To get a mapping run:

GET logstash-2018.07.03/_mapping

(sun_changlong) #13

hi,dadoonet.
I re-run the instructions you recommended, and the results are updated as above.Did not see where the problem occurred.
Finally, I took a temporary configuration to circumvent this problem.
The set as follows:
mutate {
rename => { "[host][name]" => "host" }
}
I don't know if there is a problem with the 6.3 version, I can only temporarily make configuration adjustments.

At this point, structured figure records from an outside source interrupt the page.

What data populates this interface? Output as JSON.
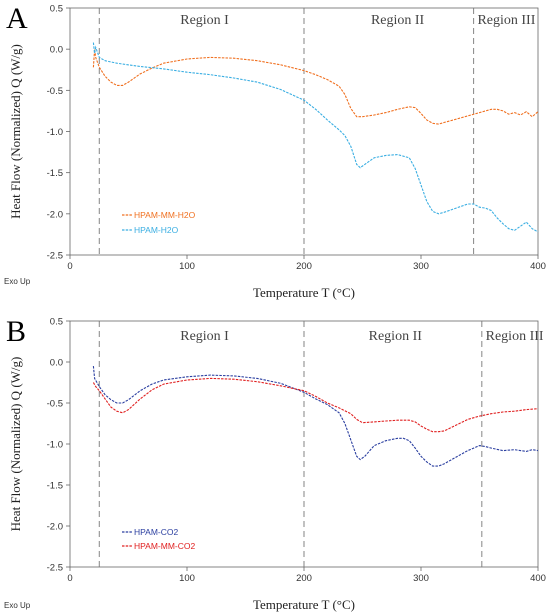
{
  "chart_data": [
    {
      "type": "line",
      "panel_label": "A",
      "xlabel": "Temperature T (°C)",
      "ylabel": "Heat Flow (Normalized) Q (W/g)",
      "xlim": [
        0,
        400
      ],
      "ylim": [
        -2.5,
        0.5
      ],
      "x_ticks": [
        0,
        100,
        200,
        300,
        400
      ],
      "y_ticks": [
        0.5,
        0.0,
        -0.5,
        -1.0,
        -1.5,
        -2.0,
        -2.5
      ],
      "corner_note": "Exo Up",
      "grid": false,
      "legend_position": "lower-left",
      "regions": [
        {
          "label": "Region I",
          "x_center": 115
        },
        {
          "label": "Region II",
          "x_center": 280
        },
        {
          "label": "Region III",
          "x_center": 373
        }
      ],
      "boundaries": [
        25,
        200,
        345
      ],
      "series": [
        {
          "name": "HPAM-MM-H2O",
          "color": "#f07020",
          "points": [
            [
              20,
              -0.22
            ],
            [
              21,
              0.0
            ],
            [
              22,
              -0.1
            ],
            [
              25,
              -0.22
            ],
            [
              30,
              -0.33
            ],
            [
              35,
              -0.4
            ],
            [
              40,
              -0.44
            ],
            [
              45,
              -0.44
            ],
            [
              50,
              -0.4
            ],
            [
              60,
              -0.3
            ],
            [
              70,
              -0.23
            ],
            [
              80,
              -0.17
            ],
            [
              100,
              -0.12
            ],
            [
              120,
              -0.1
            ],
            [
              140,
              -0.11
            ],
            [
              160,
              -0.14
            ],
            [
              180,
              -0.19
            ],
            [
              200,
              -0.26
            ],
            [
              210,
              -0.31
            ],
            [
              220,
              -0.37
            ],
            [
              230,
              -0.45
            ],
            [
              235,
              -0.55
            ],
            [
              240,
              -0.72
            ],
            [
              245,
              -0.82
            ],
            [
              250,
              -0.82
            ],
            [
              260,
              -0.8
            ],
            [
              270,
              -0.77
            ],
            [
              280,
              -0.73
            ],
            [
              290,
              -0.7
            ],
            [
              295,
              -0.71
            ],
            [
              300,
              -0.78
            ],
            [
              305,
              -0.86
            ],
            [
              310,
              -0.9
            ],
            [
              315,
              -0.91
            ],
            [
              320,
              -0.89
            ],
            [
              330,
              -0.85
            ],
            [
              340,
              -0.81
            ],
            [
              350,
              -0.77
            ],
            [
              360,
              -0.73
            ],
            [
              365,
              -0.73
            ],
            [
              370,
              -0.75
            ],
            [
              375,
              -0.79
            ],
            [
              380,
              -0.77
            ],
            [
              385,
              -0.8
            ],
            [
              390,
              -0.76
            ],
            [
              395,
              -0.82
            ],
            [
              400,
              -0.76
            ]
          ]
        },
        {
          "name": "HPAM-H2O",
          "color": "#3aaee2",
          "points": [
            [
              20,
              0.08
            ],
            [
              21,
              -0.05
            ],
            [
              22,
              0.02
            ],
            [
              25,
              -0.1
            ],
            [
              30,
              -0.14
            ],
            [
              40,
              -0.17
            ],
            [
              60,
              -0.21
            ],
            [
              80,
              -0.24
            ],
            [
              100,
              -0.28
            ],
            [
              120,
              -0.31
            ],
            [
              140,
              -0.35
            ],
            [
              160,
              -0.4
            ],
            [
              180,
              -0.49
            ],
            [
              200,
              -0.62
            ],
            [
              210,
              -0.73
            ],
            [
              220,
              -0.86
            ],
            [
              230,
              -0.98
            ],
            [
              235,
              -1.05
            ],
            [
              240,
              -1.18
            ],
            [
              245,
              -1.4
            ],
            [
              248,
              -1.44
            ],
            [
              252,
              -1.4
            ],
            [
              260,
              -1.32
            ],
            [
              270,
              -1.29
            ],
            [
              280,
              -1.28
            ],
            [
              290,
              -1.32
            ],
            [
              295,
              -1.45
            ],
            [
              300,
              -1.65
            ],
            [
              305,
              -1.85
            ],
            [
              310,
              -1.97
            ],
            [
              315,
              -2.0
            ],
            [
              320,
              -1.98
            ],
            [
              330,
              -1.93
            ],
            [
              340,
              -1.88
            ],
            [
              345,
              -1.88
            ],
            [
              350,
              -1.92
            ],
            [
              355,
              -1.93
            ],
            [
              360,
              -1.96
            ],
            [
              365,
              -2.05
            ],
            [
              370,
              -2.12
            ],
            [
              375,
              -2.18
            ],
            [
              380,
              -2.2
            ],
            [
              385,
              -2.15
            ],
            [
              390,
              -2.1
            ],
            [
              395,
              -2.18
            ],
            [
              400,
              -2.22
            ]
          ]
        }
      ]
    },
    {
      "type": "line",
      "panel_label": "B",
      "xlabel": "Temperature T (°C)",
      "ylabel": "Heat Flow (Normalized) Q (W/g)",
      "xlim": [
        0,
        400
      ],
      "ylim": [
        -2.5,
        0.5
      ],
      "x_ticks": [
        0,
        100,
        200,
        300,
        400
      ],
      "y_ticks": [
        0.5,
        0.0,
        -0.5,
        -1.0,
        -1.5,
        -2.0,
        -2.5
      ],
      "corner_note": "Exo Up",
      "grid": false,
      "legend_position": "lower-left",
      "regions": [
        {
          "label": "Region I",
          "x_center": 115
        },
        {
          "label": "Region II",
          "x_center": 278
        },
        {
          "label": "Region III",
          "x_center": 380
        }
      ],
      "boundaries": [
        25,
        200,
        352
      ],
      "series": [
        {
          "name": "HPAM-CO2",
          "color": "#2b3fa0",
          "points": [
            [
              20,
              -0.05
            ],
            [
              21,
              -0.2
            ],
            [
              25,
              -0.3
            ],
            [
              30,
              -0.4
            ],
            [
              35,
              -0.46
            ],
            [
              40,
              -0.5
            ],
            [
              45,
              -0.5
            ],
            [
              50,
              -0.46
            ],
            [
              60,
              -0.35
            ],
            [
              70,
              -0.27
            ],
            [
              80,
              -0.22
            ],
            [
              100,
              -0.18
            ],
            [
              120,
              -0.16
            ],
            [
              140,
              -0.17
            ],
            [
              160,
              -0.2
            ],
            [
              180,
              -0.26
            ],
            [
              200,
              -0.37
            ],
            [
              210,
              -0.45
            ],
            [
              220,
              -0.52
            ],
            [
              230,
              -0.62
            ],
            [
              235,
              -0.75
            ],
            [
              240,
              -0.95
            ],
            [
              245,
              -1.15
            ],
            [
              248,
              -1.19
            ],
            [
              252,
              -1.15
            ],
            [
              260,
              -1.02
            ],
            [
              270,
              -0.96
            ],
            [
              280,
              -0.93
            ],
            [
              285,
              -0.93
            ],
            [
              290,
              -0.96
            ],
            [
              295,
              -1.05
            ],
            [
              300,
              -1.15
            ],
            [
              305,
              -1.22
            ],
            [
              310,
              -1.27
            ],
            [
              315,
              -1.27
            ],
            [
              320,
              -1.24
            ],
            [
              330,
              -1.16
            ],
            [
              340,
              -1.08
            ],
            [
              345,
              -1.05
            ],
            [
              350,
              -1.02
            ],
            [
              355,
              -1.03
            ],
            [
              360,
              -1.05
            ],
            [
              370,
              -1.08
            ],
            [
              380,
              -1.07
            ],
            [
              390,
              -1.09
            ],
            [
              395,
              -1.07
            ],
            [
              400,
              -1.08
            ]
          ]
        },
        {
          "name": "HPAM-MM-CO2",
          "color": "#e02020",
          "points": [
            [
              20,
              -0.25
            ],
            [
              22,
              -0.3
            ],
            [
              25,
              -0.35
            ],
            [
              30,
              -0.45
            ],
            [
              35,
              -0.55
            ],
            [
              40,
              -0.6
            ],
            [
              45,
              -0.62
            ],
            [
              50,
              -0.58
            ],
            [
              60,
              -0.45
            ],
            [
              70,
              -0.34
            ],
            [
              80,
              -0.27
            ],
            [
              100,
              -0.22
            ],
            [
              120,
              -0.2
            ],
            [
              140,
              -0.21
            ],
            [
              160,
              -0.24
            ],
            [
              180,
              -0.29
            ],
            [
              200,
              -0.35
            ],
            [
              210,
              -0.42
            ],
            [
              220,
              -0.5
            ],
            [
              230,
              -0.56
            ],
            [
              240,
              -0.63
            ],
            [
              245,
              -0.7
            ],
            [
              250,
              -0.74
            ],
            [
              260,
              -0.73
            ],
            [
              270,
              -0.72
            ],
            [
              280,
              -0.71
            ],
            [
              290,
              -0.71
            ],
            [
              295,
              -0.73
            ],
            [
              300,
              -0.78
            ],
            [
              305,
              -0.82
            ],
            [
              310,
              -0.85
            ],
            [
              315,
              -0.85
            ],
            [
              320,
              -0.84
            ],
            [
              330,
              -0.77
            ],
            [
              340,
              -0.7
            ],
            [
              350,
              -0.66
            ],
            [
              360,
              -0.63
            ],
            [
              370,
              -0.61
            ],
            [
              380,
              -0.6
            ],
            [
              390,
              -0.58
            ],
            [
              400,
              -0.57
            ]
          ]
        }
      ]
    }
  ]
}
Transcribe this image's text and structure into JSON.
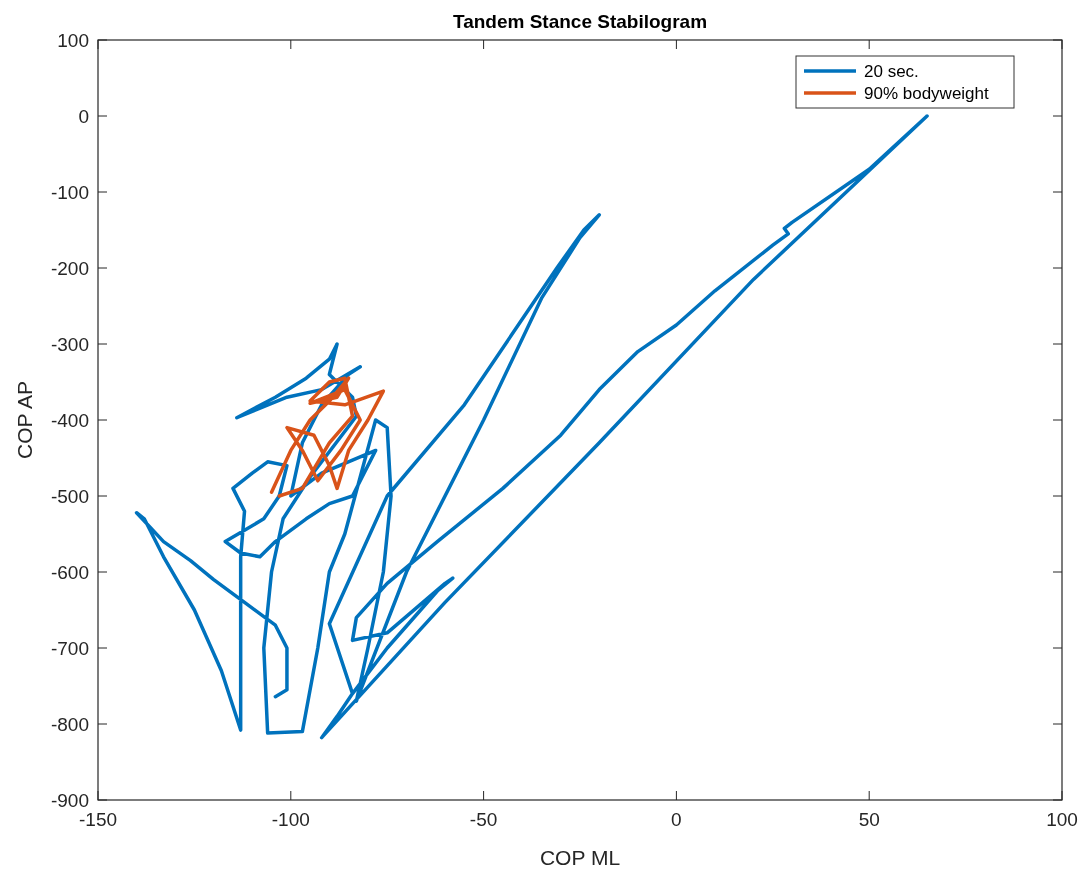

If you have a better way, I will adopt it, thanks


(David Pilato) #14

The problem is that your mapping does not correspond to your documents.

Mapping says for host:

          "host": {
            "type": "text",
            "norms": false,
            "fields": {
              "keyword": {
                "type": "keyword",
                "ignore_above": 256
              }
            }
          },

But your documents are like:

{
  "host": {
    "name": "server2"
  }
}

Which can not work.

Indeed, the default template which comes with Logstash has a generic configuration but your data is coming from beats which requires a specific mapping.

It sounds like you are parsing Apache logs here, so I'd say that Logstash is useless in that case.

If you install filebeat 6.3.0, it can directly communicate with elasticsearch, create the right mappings in Elasticsearch, create ingest pipelines, create the dashboards in Kibana. You just have to tell filebeat that you want to use the apache2 module.


(system) #15

This topic was automatically closed 28 days after the last reply. New replies are no longer allowed.